I would say the bathroom produces the most waste of all. Beyond what goes down the toilet, trash is produced here in a higher concentration then elsewhere in the home. Toilet paper comes wrapped up in plastic. Toothpaste. Shampoo. Tampons. Floss. Shampoo. Conditioner. Face wash. These are all newly purchased and include packaging. I try to reuse my shampoo bottles and fill them up with bulk shampoo. But toothpaste is a tough one to get around. Perhaps making it would be a healthier alternative.
My toothbrush is ideal. It defines my philosophy well. It is recycled. Made from yogurt cups and enveloped in recycled plastic. This wrapper is cleverly a return envelope with pre-paid postage to return the used toothbrush to the production facility. When received, it becomes a new toothbrush. Simple. Effective. And sustainable.
I see my drive to become sustainable and reduce my waste production a challenge. An average American produces over four pounds of trash a day. I can't fathom that or want to even create that amount. I'd be in and out the house carrying a trash bag. We need to tone down our consumption. Quiet the demanding materialism habits of ours. Play the music a little softer and it can easily start at home, in the kitchen, the bathroom, anywhere is a good starting point. Waste simply cannot fill up our open spaces.
These open spaces are where we come from and where we go for solitude, rebirth, calm and soothing experiences. Open spaces help de-clutter our daily lives from the chaotic flashes of television, phone calls, meetings, shots of espresso, and traffic jams.

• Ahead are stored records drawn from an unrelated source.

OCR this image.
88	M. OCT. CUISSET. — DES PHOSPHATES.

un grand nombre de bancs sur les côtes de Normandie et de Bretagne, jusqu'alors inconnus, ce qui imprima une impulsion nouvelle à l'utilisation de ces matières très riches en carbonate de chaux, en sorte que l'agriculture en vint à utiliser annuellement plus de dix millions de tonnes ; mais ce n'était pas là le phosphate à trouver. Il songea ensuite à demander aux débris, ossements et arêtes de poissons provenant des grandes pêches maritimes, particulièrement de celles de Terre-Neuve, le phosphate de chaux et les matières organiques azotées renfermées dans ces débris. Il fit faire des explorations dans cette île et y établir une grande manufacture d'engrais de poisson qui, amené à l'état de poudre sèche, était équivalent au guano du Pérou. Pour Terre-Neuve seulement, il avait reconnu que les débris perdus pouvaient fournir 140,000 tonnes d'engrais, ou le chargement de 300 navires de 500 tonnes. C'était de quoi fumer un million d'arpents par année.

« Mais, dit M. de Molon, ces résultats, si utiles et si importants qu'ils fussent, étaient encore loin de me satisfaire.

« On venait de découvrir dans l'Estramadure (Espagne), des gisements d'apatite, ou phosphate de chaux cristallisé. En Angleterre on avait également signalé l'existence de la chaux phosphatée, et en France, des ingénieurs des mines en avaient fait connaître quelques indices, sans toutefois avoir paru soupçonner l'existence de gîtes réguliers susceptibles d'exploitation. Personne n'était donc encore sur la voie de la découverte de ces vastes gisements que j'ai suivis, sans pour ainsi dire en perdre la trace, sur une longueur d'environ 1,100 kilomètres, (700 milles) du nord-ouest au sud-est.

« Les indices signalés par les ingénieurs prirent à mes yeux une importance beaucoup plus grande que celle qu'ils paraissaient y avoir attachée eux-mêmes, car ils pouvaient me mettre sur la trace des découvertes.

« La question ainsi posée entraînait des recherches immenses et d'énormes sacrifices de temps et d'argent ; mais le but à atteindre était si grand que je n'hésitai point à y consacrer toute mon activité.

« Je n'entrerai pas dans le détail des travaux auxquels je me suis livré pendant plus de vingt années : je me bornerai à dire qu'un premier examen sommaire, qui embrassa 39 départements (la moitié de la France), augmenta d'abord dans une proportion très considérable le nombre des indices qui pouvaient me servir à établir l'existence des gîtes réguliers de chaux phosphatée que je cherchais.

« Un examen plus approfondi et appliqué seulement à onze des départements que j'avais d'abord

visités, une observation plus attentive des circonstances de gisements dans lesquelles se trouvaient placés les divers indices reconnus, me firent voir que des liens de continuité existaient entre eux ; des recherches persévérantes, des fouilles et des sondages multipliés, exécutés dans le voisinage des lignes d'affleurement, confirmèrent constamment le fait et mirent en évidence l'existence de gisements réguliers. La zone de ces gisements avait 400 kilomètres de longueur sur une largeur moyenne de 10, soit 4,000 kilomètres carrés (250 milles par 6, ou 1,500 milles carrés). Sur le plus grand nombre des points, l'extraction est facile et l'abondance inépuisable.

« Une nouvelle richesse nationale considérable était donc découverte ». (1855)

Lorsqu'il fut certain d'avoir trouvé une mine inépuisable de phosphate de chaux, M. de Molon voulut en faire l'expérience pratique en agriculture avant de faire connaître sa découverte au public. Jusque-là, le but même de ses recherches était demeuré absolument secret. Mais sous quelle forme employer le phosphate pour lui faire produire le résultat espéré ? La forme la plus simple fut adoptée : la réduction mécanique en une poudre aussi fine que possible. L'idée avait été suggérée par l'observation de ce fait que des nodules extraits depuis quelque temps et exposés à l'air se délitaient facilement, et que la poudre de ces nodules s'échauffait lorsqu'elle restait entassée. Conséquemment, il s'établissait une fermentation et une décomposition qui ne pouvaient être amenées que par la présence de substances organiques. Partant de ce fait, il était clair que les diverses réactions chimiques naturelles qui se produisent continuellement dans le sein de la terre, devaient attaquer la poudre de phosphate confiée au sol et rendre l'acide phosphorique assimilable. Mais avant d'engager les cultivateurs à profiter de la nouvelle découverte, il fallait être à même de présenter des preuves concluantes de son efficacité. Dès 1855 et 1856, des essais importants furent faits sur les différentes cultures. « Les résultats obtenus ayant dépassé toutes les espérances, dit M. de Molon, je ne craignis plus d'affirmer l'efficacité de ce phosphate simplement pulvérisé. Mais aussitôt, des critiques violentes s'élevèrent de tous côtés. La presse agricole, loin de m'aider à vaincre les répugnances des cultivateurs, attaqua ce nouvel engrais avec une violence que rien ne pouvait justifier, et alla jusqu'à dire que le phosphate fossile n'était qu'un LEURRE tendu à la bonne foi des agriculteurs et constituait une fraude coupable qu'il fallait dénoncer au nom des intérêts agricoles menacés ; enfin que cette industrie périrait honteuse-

I hear the dump truck lift more trash into its greedy mouth. A near fully mechanized process. The large green truck hauls people around the city, daily, to collect the smelly refuse of capitalism. These honorable folk move trash cans around and onto the hands of the truck. From there, the truck whines and lifts up the trash into oblivion. And off to the landfill. A wasteful program with little sorting or organizing of the waste itself. All over, weekly trucks scour the towns and cities devouring our excess. Filling up to the brim, compacting and mutilating the glories and prizes of materialism.
The trash monster loads up on trash, like a junkie on heroin, seems to need the smelly waste. It wheezes its way around my neighborhood every friday morning. Calling out to all that listen, announcing and clarifying just how much waste we truly create. The hero of waste production. But do we hear the implications? I don't know if we do. Trash disposal is taken advantage of. Taken for granted. I know. I once disassembled an old couch and weekly sent pieces of it to the landfill. It was a cheap and clever method of riddance.
With sustainability and eco-this and eco-that and hybrids and green covering the newspapers and packaging of society, we ought to look at our weekly trash production and make an effort to change. It starts in the home, reducing waste production, and in the store, purchasing less power. Now and into the future—it will continue to affect purchasing, which in turn—will affect waste production.